Les résultats de cette enquête exécutée de mars à novembre 2016 par l’ANSD, avec l’appui du ministère de la Santé et de l’Action sociale, sont « plutôt satisfaisants d’une manière générale », a-t-il affirmé à l’occasion d’un atelier de restitution de cette étude portant sur les données démographiques de santé continue (EDS) et sur les prestations des services de soins de santé (ECPSS).
« La mortalité infantile chez les moins d’un an est passée de 43 pour mille à 36 pour mille entre 2012-2013 et 2016, et celle infanto-juvénile (moins de cinq ans) est passé de 65 pour mille en 2012-2013 à 51 en 2016 », a relevé le directeur de l’ANSD.
Il a aussi fait état d’une baisse de la fécondité. « C’est la première fois au Sénégal que nous descendons sous la barre de la moyenne de 5 enfants par femme en âge de procréer de 15 à 49 ans », a-t-il indiqué.
De même, selon Aboubacar Sadikh Bèye, la mise à disposition de moustiquaires imprégnées « a nettement augmenté, passant de 20% en 2005 à 73% en 2012-2013 et à 82% en 2016 ».
Le directeur de l’ANSD précise par ailleurs que les services de santé « sont aussi en progrès », donnant l’exemple du transport d’urgence, secteur enregistrant le plus grand essor, « presque deux tiers » (65%) des structures disposant désormais d’un système de transport d’urgence, contre 54% en 2014.
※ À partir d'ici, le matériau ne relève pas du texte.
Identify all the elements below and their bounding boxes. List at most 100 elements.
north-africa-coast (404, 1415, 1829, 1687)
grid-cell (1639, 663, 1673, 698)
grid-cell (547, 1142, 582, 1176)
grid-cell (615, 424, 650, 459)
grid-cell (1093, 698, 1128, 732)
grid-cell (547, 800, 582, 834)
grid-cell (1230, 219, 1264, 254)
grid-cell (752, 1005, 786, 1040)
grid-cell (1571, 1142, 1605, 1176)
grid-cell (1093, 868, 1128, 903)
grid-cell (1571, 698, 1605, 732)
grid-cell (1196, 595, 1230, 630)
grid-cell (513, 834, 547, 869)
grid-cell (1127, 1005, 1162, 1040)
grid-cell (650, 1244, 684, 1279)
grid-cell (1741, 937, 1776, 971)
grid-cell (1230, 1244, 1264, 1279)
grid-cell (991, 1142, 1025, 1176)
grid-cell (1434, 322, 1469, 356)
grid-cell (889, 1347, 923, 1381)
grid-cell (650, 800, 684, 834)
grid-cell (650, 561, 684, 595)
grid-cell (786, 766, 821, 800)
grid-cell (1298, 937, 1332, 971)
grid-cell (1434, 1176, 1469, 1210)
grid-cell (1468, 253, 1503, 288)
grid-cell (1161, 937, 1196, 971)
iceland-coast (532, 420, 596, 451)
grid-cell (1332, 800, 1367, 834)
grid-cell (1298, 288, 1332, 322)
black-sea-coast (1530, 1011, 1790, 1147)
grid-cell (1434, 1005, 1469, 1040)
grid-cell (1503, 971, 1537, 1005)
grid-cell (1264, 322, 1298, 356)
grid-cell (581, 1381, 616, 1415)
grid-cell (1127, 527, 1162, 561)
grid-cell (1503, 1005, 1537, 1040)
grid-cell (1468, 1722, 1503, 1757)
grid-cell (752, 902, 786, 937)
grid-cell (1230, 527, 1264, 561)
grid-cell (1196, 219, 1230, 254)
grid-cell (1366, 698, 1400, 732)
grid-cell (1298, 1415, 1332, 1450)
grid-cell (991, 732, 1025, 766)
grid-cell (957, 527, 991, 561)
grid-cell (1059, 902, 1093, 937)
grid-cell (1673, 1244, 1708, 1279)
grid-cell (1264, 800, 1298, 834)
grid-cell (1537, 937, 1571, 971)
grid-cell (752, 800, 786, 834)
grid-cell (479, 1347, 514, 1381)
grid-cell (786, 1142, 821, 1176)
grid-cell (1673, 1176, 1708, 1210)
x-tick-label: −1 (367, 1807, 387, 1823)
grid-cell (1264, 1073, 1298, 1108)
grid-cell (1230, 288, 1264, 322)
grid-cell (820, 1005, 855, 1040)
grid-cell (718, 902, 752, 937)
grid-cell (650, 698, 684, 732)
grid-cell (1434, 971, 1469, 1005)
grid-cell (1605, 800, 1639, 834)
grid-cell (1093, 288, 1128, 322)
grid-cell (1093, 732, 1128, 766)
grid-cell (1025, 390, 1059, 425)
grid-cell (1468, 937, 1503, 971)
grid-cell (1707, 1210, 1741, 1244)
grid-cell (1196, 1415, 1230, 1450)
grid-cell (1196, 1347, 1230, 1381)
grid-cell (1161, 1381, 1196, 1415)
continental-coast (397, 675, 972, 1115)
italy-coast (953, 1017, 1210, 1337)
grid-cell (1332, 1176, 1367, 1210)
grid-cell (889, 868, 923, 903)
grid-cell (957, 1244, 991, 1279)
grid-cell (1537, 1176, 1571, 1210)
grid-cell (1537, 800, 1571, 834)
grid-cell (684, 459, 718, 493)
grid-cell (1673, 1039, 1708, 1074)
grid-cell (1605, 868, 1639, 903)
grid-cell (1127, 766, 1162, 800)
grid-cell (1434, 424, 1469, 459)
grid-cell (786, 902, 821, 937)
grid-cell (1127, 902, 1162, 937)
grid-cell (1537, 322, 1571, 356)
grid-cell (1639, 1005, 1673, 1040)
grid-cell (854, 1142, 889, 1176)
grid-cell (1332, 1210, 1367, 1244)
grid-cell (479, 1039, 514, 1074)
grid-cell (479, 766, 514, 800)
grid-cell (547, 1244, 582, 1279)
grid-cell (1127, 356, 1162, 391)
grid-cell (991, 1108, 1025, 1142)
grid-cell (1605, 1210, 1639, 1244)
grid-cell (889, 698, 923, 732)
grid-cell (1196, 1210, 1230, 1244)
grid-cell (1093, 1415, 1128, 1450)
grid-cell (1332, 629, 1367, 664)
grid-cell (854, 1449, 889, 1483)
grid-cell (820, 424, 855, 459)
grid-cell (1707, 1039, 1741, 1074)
De manière générale, les résultats de cette enquête réalisée avec l’appui financier l’Agence des Etats-Unis pour le développement international (USAID) et du Fonds des Nations unies pour la population (UNFPA, en anglais), attestent de ce que dans le secteur de la santé, « des progrès ont été réalisés dans tous les domaines », a-t-il résumé.
Le Fonds des Nations unies pour l’enfance (UNICEF), le Micronutriment Initiative (MI) et la Banque Mondiale (BM) ont également contribué à financer cette enquête dont l’objectif était de « mettre un visage sur la situation sanitaire du Sénégal, mais également fournir des données importantes pour la planification et l’amélioration des conditions de vie des populations ».